Currently, Chicago’s minimum wage is $8.25. Under the proposal, the minimum wage would increase to $10 next July and rise incrementally each summer until 2019. But according to the bill, the increase is long overdue. “…rising inflation has outpaced the growth in the minimum wage, leaving the true value of lllinois’ current minimum wage of $8.25 per hour 32 percent below the 1968 level of $10.71 per hour (in 2013 dollars).”

With this bill, Chicago joins the current trend of a metropolitan area having a separate minimum wage from the rest of its state. New York City Mayor Bill de Blasio signed an executive order on Tuesday to raise the minimum hourly wage by more than a dollar to $13.13. The mayor said his plans are to increase the minimum hourly rate to $15.22 by 2019. Currently, the New York state minimum wage is $8 an hour.

In San Francisco, voters approved a rise to a $15 minimum wage in 2018. The state legislature, however, is just now proposing a hike in the state minimum wage to $11 an hour in 2016 and to $13 in 2017. And on On June 2, 2014, the City Council of Seattle, WA passed a local ordinance to increase the minimum wage of the city to $15 an hour by 2017, giving it the highest minimum wage in the United States.

Some Chicago aldermen like Tom Tunney (44th) argued Wednesday in the special City Council meeting that the wage increase would have adverse consequences by driving away businesses to other parts of the state or force companies to pass those bottom-line increases to the consumer.

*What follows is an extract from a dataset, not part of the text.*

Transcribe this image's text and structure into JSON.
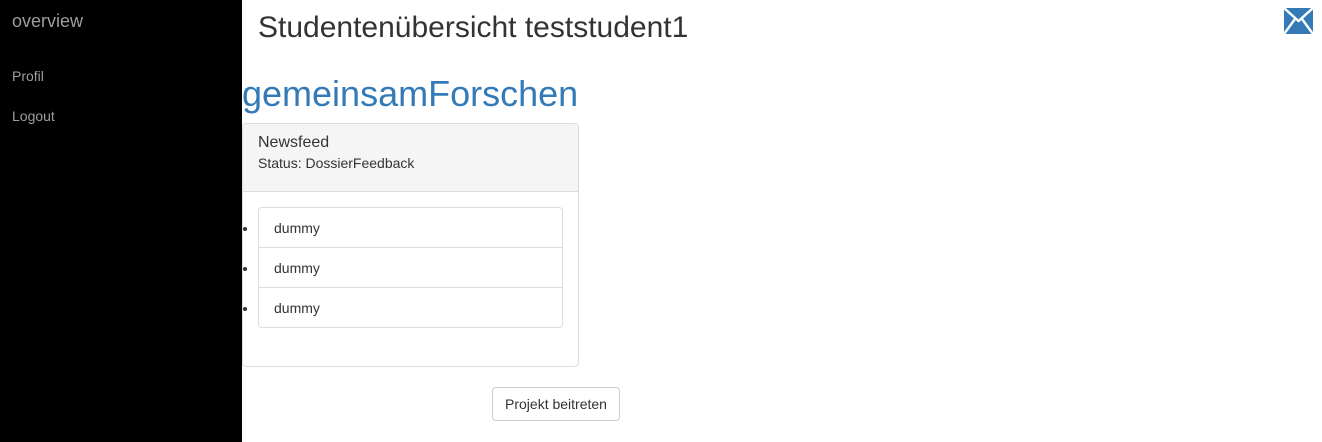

There’s also talk that Chicago’s minimum wage hike has more to do with Mayor Rahm Emanuel’s upcoming reelection than with concern for a living wage for Chicago’s workers. Not surprisingly, mayoral challengers 2nd Ward Alderman Bob Fioretti and Cook County Commissioner Jesus “Chuy” Garcia are are critical that the Mayor Emanuel’s proposal doesn’t go far enough, saying they would raise the minimum wage to $15 an hour.

But it has had the effect of sending state legislature scrambling for a state-wide referendum that would raise the state’s minimum wage to $9 an hour July 1. The rate would increase by 50 cents an hour each year until 2019, when the wage would reach $11 an hour.

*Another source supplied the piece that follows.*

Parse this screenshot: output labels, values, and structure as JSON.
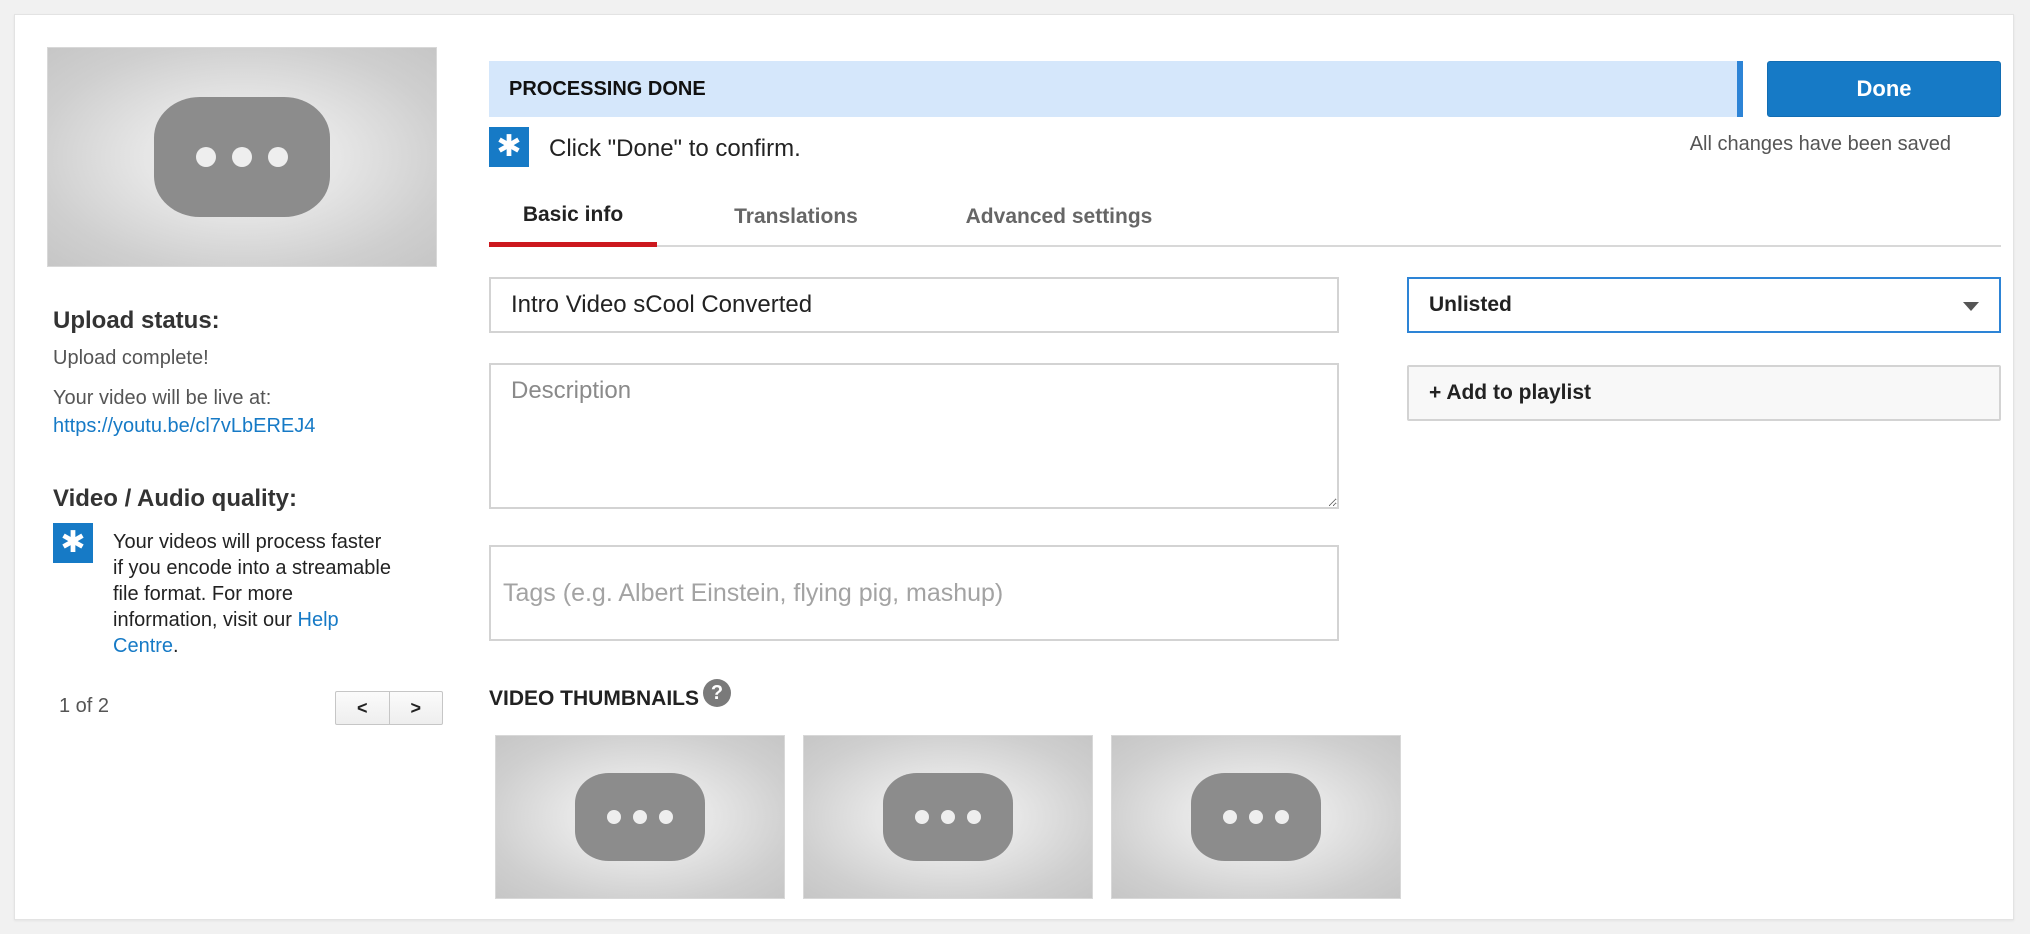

Senior care agencies already pay more than minimum wage and the average caregiver hourly wage is 38% above national minimum wage, but there’s no doubt that new minimum wage proposals would affect caregiver wages. The question is, will costs be passed on to seniors and their families? Will higher wages in cities drive senior care company growth in suburban and rural areas? There’s no doubt that the cost of living is higher in major metropolitan areas, but will the cost of doing business become too high? I look forward to reading your comments.